Dès les premières secondes, le titre nous plonge dans une atmosphère vaporeuse, presque liquide, où la production des frères Myles et Kyle Mendes (NITE) trouve l’équilibre parfait entre nostalgie rétro et modernité tranchante. On y retrouve l’efficacité de l’Italo-disco mêlée à une mélancolie électronique très actuelle. Le son est dense, travaillé, mais garde cette respiration essentielle qui permet à l’auditeur de s’immerger totalement dans cette parenthèse synthétique.
Le véritable point d’ancrage de cette composition reste le timbre de Tania. Éthérée, presque spectrale, sa voix survole une ligne de basse musclée avant de nous cueillir sur un refrain entêtant. C’est ici que le morceau prend tout son sens : « The Flame » ne brûle pas d’un coup de foudre immédiat ; elle couve, monte lentement en température, pour finalement devenir une addiction dont on ne peut plus se détacher. Chaque mot semble pesé pour renforcer cette sensation de désir incandescent.

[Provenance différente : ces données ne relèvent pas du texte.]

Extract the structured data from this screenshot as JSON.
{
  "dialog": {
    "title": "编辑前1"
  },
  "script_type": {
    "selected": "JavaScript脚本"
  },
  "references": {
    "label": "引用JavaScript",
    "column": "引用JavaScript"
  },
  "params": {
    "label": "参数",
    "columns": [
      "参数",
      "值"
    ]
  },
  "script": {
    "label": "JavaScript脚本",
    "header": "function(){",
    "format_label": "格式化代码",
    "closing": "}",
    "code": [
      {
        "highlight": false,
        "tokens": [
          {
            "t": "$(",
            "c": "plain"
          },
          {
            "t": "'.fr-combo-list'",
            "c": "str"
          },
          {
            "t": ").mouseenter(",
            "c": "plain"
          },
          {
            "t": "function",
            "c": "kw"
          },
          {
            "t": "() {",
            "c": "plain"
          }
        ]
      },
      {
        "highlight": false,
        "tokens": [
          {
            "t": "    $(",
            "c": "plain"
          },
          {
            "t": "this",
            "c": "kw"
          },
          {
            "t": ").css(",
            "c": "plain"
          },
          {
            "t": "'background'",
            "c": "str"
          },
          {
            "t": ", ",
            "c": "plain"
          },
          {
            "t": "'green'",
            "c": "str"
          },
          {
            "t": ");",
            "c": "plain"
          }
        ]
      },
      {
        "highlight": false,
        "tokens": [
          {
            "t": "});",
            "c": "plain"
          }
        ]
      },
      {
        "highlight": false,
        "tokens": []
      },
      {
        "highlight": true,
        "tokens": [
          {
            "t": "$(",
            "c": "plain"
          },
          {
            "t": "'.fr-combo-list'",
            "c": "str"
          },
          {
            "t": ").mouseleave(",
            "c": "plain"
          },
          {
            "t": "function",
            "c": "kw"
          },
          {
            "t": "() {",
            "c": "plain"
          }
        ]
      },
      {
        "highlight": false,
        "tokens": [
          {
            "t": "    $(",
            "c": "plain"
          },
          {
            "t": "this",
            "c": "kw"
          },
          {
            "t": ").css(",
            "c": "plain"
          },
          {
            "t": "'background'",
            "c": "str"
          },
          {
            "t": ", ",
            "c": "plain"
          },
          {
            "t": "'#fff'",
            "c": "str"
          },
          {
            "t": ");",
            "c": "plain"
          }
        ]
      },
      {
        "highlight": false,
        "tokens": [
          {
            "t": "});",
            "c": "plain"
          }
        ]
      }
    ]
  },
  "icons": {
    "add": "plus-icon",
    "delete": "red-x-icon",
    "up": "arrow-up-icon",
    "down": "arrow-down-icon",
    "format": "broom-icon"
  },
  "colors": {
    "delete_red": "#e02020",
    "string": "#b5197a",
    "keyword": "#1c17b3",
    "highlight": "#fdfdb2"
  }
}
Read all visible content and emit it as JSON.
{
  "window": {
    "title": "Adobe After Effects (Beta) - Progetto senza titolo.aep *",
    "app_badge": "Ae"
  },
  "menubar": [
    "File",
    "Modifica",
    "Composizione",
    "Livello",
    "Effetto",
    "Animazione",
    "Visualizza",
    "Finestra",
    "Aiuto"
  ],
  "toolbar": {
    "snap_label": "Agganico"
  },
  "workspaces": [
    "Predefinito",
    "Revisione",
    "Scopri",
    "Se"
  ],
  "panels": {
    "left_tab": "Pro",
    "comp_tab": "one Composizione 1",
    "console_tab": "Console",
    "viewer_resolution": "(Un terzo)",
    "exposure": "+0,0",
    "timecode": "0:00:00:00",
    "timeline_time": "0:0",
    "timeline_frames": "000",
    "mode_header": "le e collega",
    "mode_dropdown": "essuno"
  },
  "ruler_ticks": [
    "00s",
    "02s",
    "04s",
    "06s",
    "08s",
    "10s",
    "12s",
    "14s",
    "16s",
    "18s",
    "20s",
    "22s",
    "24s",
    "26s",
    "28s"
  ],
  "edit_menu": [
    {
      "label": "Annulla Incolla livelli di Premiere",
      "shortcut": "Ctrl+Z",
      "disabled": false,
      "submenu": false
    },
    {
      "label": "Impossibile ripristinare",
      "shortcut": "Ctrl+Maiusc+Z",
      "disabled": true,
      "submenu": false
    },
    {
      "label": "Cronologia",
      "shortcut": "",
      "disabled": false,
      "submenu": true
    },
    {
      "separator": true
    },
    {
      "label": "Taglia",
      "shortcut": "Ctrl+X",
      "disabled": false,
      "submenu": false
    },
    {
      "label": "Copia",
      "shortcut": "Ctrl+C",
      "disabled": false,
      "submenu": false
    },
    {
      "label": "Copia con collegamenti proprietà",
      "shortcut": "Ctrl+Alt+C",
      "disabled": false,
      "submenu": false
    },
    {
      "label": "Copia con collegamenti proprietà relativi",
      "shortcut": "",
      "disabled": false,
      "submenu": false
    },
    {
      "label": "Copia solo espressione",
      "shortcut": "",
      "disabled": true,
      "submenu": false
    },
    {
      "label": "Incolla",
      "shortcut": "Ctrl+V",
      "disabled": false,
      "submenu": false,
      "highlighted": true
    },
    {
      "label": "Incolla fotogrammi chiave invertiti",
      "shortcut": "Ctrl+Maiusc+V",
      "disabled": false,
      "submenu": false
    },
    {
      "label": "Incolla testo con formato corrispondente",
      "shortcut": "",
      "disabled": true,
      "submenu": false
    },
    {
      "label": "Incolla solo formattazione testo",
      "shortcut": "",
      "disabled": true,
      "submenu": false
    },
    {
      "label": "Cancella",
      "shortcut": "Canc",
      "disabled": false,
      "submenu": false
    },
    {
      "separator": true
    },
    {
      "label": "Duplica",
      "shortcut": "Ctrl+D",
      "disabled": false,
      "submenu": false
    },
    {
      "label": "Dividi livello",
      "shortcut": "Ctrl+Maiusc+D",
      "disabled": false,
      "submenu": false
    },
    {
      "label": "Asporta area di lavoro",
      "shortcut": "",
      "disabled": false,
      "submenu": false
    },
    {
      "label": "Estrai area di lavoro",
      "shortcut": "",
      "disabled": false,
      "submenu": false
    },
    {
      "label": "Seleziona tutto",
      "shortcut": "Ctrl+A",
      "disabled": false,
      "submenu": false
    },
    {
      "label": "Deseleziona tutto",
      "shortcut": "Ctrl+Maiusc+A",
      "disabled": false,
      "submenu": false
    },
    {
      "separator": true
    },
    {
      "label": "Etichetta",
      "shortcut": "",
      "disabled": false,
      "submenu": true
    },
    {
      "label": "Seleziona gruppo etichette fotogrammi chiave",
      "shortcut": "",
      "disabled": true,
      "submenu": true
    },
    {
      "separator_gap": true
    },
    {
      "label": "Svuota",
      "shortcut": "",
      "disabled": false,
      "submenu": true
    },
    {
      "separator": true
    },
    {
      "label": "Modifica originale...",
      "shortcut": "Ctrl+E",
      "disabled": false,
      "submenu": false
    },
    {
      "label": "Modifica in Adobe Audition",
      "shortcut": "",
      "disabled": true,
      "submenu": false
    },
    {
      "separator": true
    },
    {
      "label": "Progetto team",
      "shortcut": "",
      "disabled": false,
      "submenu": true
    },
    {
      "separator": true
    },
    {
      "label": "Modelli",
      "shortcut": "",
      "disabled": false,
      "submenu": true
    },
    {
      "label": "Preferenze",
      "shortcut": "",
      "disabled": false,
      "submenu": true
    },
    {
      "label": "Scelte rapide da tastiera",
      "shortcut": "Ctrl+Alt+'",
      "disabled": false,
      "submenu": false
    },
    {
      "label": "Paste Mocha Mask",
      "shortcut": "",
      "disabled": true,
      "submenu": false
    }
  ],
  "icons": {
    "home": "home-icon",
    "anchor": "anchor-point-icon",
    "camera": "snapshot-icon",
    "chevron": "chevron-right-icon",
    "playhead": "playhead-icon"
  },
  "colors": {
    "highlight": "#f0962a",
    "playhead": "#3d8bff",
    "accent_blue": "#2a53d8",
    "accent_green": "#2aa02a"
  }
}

Plus qu’une simple invitation au club, ce morceau possède cette aura hypnotique propre aux productions que l’on écoute en boucle, les fenêtres ouvertes, lancé sur une autoroute déserte au milieu de la nuit. C’est dansant, certes, mais teinté d’une urgence émotionnelle qui rend l’ensemble organique et profondément humain. Avec ce baptême du feu réussi, Tania Cassette prouve qu’elle n’est pas seulement une interprète de talent, mais une artiste capable de bâtir son propre univers nocturne, laissant présager une suite tout aussi brillante.